California AG joins suit callenging Trump administration rule on Affordable Care Act

City News Service

LOS ANGELES (KESQ) – California Attorney General Rob Bonta today joined a multistate coalition in filing a challenge to a final rule by the U.S. Department of Health and Human Services that critics say would create significant barriers to obtaining health care coverage under the Affordable Care Act.  

“Far from delivering on their promises to drive down costs and `make America healthier,’ the Trump administration’s HHS and CMS (Centers for Medicare & Medicaid Services) are doing their best to make it harder and more expensive for Americans to obtain health insurance and access care,” Bonta said in a statement.   

“These sweeping changes would impose onerous verification requirements, junk health insurance premiums for some consumers, shorten enrollment periods in federal and state health care exchanges like Covered California, deprive up to 1.8 million Americans of health insurance, drive up out-of-pocket health care costs and so much more,” he said. “It’s unlawfuland it’s wrong — we’re meeting the Trump administration in court to defend Americans’ health care coverage.”  

The coalition is co-led by Bonta with the attorneys general of Massachusetts and New Jersey.

The Trump administration’s final rule would make a range of amendments to the rules governing federal and state health insurance marketplaces, which the administration estimates will cause between 725,000 and 1.8 million people to lose their health insurance, while causing millions more to pay increased insurance premiums and out-of-pocket costs like co-pays and deductibles.

In the lawsuit, the attorneys general argue that the HHS and CMS rule is arbitrary and capricious, contrary to law, and violates the Administrative Procedure Act. The coalition is also seeking preliminary relief, and a stay, to prevent the challenged portions of the final rule from taking effect before the Aug. 25 effective date.   

Congress enacted the ACA in 2010 to increase the number of Americans with health insurance and decrease the cost of health care. The plaintiffs say that 15 years later, the act continues to meet its goals, with annual enrollment on the ACA marketplace doubling over the past five years, resulting in over 24 million people signing up for health insurance coverage in plan year 2025 on the ACA exchanges and receiving subsidies to make such coverage affordable.
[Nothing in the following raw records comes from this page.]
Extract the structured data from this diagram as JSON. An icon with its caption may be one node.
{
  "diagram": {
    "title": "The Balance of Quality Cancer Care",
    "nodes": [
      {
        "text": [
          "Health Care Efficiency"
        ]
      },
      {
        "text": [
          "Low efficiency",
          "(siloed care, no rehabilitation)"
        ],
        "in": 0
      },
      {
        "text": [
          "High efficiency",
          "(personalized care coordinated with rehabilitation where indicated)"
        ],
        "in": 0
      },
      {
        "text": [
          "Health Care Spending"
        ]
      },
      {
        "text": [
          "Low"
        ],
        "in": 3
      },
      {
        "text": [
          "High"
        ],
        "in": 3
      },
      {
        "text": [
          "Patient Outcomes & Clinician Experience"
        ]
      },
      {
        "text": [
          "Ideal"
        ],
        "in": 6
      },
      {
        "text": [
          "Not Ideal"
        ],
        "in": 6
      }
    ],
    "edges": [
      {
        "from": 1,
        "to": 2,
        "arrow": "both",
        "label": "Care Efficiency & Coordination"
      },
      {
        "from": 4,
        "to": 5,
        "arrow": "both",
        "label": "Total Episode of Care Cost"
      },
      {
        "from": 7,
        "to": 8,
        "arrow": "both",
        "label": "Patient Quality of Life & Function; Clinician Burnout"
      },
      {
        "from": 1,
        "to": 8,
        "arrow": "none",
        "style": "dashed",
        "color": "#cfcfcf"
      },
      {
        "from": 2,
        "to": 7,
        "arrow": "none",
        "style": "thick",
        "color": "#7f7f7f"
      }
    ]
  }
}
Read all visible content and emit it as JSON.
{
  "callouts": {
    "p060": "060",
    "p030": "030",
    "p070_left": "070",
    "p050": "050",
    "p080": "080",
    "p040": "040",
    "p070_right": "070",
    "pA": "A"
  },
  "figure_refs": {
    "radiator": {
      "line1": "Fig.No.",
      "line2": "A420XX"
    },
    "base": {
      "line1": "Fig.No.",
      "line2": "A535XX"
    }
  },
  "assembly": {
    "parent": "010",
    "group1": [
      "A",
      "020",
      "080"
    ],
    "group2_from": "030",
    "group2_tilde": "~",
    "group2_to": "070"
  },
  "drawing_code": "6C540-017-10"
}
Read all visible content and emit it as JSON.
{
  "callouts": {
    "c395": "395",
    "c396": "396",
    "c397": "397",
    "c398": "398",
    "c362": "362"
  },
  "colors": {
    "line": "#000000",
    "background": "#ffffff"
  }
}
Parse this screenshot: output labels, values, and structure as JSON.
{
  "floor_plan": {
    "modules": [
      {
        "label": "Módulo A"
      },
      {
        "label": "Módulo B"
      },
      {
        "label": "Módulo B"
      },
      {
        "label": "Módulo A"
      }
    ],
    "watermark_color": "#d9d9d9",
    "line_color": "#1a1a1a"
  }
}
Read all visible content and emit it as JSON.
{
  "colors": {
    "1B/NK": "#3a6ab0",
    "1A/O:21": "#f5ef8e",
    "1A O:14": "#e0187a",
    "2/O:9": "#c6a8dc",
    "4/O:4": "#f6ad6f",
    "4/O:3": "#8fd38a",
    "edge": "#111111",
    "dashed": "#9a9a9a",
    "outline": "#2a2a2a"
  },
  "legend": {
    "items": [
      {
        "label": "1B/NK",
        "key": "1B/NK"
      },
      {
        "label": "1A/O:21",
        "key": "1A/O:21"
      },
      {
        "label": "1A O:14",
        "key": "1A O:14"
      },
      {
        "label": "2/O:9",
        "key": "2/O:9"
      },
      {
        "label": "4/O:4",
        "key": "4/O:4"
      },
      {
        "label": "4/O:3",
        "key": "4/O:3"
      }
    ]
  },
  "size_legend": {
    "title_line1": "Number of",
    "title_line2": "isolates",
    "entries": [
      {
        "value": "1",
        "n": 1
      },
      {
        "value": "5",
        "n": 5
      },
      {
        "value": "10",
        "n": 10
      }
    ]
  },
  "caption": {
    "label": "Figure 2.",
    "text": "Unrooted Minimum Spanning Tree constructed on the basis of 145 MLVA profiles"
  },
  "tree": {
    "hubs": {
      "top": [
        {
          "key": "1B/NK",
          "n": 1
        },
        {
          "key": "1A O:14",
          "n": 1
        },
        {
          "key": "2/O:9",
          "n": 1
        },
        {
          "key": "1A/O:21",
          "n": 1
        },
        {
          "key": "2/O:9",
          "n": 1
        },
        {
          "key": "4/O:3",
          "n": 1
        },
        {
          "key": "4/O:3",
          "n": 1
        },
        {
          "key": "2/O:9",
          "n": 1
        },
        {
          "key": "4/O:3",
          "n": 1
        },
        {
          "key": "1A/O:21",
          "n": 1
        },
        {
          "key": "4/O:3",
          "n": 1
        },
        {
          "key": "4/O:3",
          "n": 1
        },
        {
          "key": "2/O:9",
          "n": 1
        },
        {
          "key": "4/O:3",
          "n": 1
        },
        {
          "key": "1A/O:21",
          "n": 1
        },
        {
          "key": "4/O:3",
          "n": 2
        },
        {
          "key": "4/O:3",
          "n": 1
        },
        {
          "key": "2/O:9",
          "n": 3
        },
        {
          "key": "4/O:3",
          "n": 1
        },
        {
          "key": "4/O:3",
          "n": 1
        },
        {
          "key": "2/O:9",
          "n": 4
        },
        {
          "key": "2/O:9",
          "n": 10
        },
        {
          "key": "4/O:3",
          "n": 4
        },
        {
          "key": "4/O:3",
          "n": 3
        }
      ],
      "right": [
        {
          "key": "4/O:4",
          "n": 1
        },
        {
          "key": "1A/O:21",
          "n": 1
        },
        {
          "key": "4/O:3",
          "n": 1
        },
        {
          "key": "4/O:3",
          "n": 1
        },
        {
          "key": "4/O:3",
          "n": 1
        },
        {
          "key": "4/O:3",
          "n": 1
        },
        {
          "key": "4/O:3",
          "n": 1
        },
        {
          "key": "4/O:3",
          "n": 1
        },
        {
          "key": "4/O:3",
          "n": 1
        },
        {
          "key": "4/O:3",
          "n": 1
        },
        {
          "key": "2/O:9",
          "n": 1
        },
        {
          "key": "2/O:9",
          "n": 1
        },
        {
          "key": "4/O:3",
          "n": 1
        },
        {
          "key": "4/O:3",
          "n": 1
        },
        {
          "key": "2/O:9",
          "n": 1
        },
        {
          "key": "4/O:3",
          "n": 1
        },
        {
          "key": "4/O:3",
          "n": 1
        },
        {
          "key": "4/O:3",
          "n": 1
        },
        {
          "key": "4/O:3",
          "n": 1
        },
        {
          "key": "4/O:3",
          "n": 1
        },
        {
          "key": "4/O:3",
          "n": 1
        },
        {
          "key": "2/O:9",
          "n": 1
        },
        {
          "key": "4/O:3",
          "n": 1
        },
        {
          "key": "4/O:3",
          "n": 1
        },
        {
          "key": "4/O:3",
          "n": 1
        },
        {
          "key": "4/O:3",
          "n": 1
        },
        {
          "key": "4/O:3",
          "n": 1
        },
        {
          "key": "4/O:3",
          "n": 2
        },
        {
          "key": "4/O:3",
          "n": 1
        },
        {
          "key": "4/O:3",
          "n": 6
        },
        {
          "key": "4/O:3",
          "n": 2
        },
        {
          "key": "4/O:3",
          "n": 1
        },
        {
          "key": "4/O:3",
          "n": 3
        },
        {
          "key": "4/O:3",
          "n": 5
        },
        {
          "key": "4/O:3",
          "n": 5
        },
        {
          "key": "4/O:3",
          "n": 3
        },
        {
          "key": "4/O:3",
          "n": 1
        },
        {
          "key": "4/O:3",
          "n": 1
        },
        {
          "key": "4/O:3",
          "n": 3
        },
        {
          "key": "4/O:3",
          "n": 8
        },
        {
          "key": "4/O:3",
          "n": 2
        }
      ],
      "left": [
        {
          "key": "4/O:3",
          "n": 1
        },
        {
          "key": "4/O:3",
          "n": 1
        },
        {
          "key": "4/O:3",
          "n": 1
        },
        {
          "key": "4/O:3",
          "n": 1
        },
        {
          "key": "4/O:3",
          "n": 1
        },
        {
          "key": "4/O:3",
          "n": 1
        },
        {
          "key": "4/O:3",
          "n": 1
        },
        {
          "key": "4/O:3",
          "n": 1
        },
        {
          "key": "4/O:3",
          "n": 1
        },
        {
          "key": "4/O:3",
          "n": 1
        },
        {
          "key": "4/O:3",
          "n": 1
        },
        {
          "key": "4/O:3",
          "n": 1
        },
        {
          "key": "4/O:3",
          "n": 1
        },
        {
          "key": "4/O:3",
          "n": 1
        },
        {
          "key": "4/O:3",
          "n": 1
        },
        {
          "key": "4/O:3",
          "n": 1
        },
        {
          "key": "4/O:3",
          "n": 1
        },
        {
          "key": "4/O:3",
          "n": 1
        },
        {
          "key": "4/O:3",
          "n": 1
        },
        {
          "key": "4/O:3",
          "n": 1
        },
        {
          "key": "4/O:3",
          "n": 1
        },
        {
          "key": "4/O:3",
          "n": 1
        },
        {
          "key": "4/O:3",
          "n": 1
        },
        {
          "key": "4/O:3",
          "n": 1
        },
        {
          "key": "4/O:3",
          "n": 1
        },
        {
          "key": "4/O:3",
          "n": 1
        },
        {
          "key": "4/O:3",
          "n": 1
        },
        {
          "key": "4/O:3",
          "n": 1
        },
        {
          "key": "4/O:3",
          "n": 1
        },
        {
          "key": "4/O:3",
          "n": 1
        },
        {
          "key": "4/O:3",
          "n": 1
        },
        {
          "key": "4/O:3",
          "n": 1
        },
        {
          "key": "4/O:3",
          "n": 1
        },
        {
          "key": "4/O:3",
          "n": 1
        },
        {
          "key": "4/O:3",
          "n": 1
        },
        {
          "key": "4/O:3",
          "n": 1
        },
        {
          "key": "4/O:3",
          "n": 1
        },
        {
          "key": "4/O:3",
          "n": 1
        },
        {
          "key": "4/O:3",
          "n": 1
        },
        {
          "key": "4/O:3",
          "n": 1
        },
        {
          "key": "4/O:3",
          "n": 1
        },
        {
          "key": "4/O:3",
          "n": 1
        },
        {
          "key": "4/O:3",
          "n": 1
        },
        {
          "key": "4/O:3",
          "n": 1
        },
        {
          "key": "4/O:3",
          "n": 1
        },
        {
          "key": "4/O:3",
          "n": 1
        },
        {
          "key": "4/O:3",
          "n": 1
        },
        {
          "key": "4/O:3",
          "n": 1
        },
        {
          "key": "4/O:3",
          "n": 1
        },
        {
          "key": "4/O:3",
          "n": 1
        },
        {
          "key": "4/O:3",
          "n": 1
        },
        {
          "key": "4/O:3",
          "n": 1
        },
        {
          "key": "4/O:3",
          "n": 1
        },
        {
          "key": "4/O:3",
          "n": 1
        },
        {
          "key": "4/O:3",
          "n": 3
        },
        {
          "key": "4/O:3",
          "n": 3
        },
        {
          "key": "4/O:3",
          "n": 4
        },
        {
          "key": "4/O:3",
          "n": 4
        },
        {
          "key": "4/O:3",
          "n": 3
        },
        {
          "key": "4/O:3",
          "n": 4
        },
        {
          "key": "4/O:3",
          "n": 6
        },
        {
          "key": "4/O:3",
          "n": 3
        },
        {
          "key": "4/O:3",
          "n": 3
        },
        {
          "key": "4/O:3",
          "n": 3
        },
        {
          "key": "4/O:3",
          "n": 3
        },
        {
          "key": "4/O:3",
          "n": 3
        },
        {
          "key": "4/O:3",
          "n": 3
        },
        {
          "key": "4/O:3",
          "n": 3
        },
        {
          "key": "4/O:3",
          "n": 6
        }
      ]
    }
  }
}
California has nearly two million ACA plan enrollees, the third highest of any state, Bonta said.

According to the lawsuit, filed in federal court in Massachusetts, with less than four months until open enrollment for plan year 2026 begins, the Trump administration’s final rule would abruptly reverse the trend, erecting a series of new barriers to enrollment, including imposing an automatic monthly charge on all automatically re-enrolled consumers who qualify for $0 premiums, shortening the open enrollment period for signing up for health coverage, and making other changes which will make coverage less affordable for millions of individuals nationwide.